Hindenburg, designated LZ-129 by its builder and named for Field Marshal (and Weimar President) Paul von Hindenburg, was designed to be filled with nonflammable helium as the lifting agent. But when the United States, which possessed all the world's natural helium sources, imposed an embargo on selling the gas to Nazi Germany, the company turned to the far-more-combustible hydrogen.

The exact cause of the Lakehurst crash has never been established. Given the strained relationship that existed between Germany and the United States at the time, sabotage was an early and popular theory. It seems likelier, though, that a lightning strike, or sparking on the hull that ignited leaking hydrogen, was to blame.

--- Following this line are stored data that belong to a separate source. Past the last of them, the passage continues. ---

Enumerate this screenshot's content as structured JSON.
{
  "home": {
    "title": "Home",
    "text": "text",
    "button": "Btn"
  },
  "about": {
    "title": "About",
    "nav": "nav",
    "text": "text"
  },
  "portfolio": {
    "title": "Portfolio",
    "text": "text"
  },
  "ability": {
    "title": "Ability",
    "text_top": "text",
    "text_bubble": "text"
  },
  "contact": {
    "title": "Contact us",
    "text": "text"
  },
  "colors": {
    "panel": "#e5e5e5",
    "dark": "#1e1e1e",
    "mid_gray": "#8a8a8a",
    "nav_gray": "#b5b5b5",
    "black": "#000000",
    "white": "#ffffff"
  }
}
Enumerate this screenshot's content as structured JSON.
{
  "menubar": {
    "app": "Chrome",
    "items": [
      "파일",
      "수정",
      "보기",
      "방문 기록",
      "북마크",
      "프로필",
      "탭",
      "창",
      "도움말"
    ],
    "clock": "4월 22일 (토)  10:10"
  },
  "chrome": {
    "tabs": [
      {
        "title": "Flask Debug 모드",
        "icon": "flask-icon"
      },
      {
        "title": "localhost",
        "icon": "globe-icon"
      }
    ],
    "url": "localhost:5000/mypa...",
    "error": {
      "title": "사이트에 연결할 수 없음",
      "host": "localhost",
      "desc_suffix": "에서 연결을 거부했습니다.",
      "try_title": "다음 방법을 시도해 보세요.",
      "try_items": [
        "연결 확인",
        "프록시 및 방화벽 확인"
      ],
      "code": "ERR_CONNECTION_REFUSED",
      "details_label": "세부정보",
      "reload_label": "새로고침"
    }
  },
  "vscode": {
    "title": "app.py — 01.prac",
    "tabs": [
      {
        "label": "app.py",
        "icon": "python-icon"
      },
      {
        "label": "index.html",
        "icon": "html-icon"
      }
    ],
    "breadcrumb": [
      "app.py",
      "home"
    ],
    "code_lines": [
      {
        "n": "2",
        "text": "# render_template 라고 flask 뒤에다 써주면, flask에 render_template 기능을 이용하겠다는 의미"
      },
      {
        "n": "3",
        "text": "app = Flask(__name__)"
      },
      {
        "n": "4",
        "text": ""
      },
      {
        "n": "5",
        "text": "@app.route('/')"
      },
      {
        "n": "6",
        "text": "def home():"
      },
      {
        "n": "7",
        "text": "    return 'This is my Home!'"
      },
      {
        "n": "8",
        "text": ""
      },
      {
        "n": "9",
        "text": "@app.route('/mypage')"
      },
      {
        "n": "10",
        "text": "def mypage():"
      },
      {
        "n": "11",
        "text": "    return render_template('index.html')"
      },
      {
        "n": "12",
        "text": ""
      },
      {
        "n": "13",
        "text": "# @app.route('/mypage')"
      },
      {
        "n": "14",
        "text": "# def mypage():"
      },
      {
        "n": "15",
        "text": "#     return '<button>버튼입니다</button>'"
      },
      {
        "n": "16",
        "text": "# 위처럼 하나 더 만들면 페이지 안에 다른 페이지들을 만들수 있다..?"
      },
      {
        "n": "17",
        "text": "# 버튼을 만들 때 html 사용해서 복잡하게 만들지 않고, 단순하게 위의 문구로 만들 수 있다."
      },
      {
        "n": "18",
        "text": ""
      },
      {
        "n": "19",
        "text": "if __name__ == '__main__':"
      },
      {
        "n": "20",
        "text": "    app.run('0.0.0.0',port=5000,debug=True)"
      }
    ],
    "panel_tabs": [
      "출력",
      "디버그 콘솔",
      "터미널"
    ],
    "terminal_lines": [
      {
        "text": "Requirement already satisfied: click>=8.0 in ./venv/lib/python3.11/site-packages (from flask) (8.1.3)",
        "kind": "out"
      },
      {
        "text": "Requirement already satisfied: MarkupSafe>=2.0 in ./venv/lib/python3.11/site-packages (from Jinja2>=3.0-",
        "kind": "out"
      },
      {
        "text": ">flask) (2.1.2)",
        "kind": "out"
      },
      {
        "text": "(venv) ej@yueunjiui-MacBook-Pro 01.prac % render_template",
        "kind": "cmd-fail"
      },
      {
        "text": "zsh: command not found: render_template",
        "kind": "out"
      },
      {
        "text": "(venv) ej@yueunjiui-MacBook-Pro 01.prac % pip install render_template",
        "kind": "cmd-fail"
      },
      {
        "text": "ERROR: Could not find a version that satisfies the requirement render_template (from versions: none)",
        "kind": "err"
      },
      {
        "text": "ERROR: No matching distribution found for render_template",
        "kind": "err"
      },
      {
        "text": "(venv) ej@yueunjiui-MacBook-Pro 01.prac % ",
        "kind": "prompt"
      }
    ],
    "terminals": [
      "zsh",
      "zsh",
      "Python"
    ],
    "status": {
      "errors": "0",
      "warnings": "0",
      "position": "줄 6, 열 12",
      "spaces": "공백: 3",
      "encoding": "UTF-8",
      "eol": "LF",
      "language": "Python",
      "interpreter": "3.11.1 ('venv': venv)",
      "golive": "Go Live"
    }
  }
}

Whatever the reason, the spectacular crash killed 35 of the 96 passengers and crew aboard, as well as one member of the ground crew. It also killed the trans-Atlantic zeppelin business.

The industry might have survived, at least until World War II, if not for the intense media coverage of the crash, highlighted by radio reporter Herbert Morrison’s anguished cry as he broadcast from the scene: "Oh, the humanity!"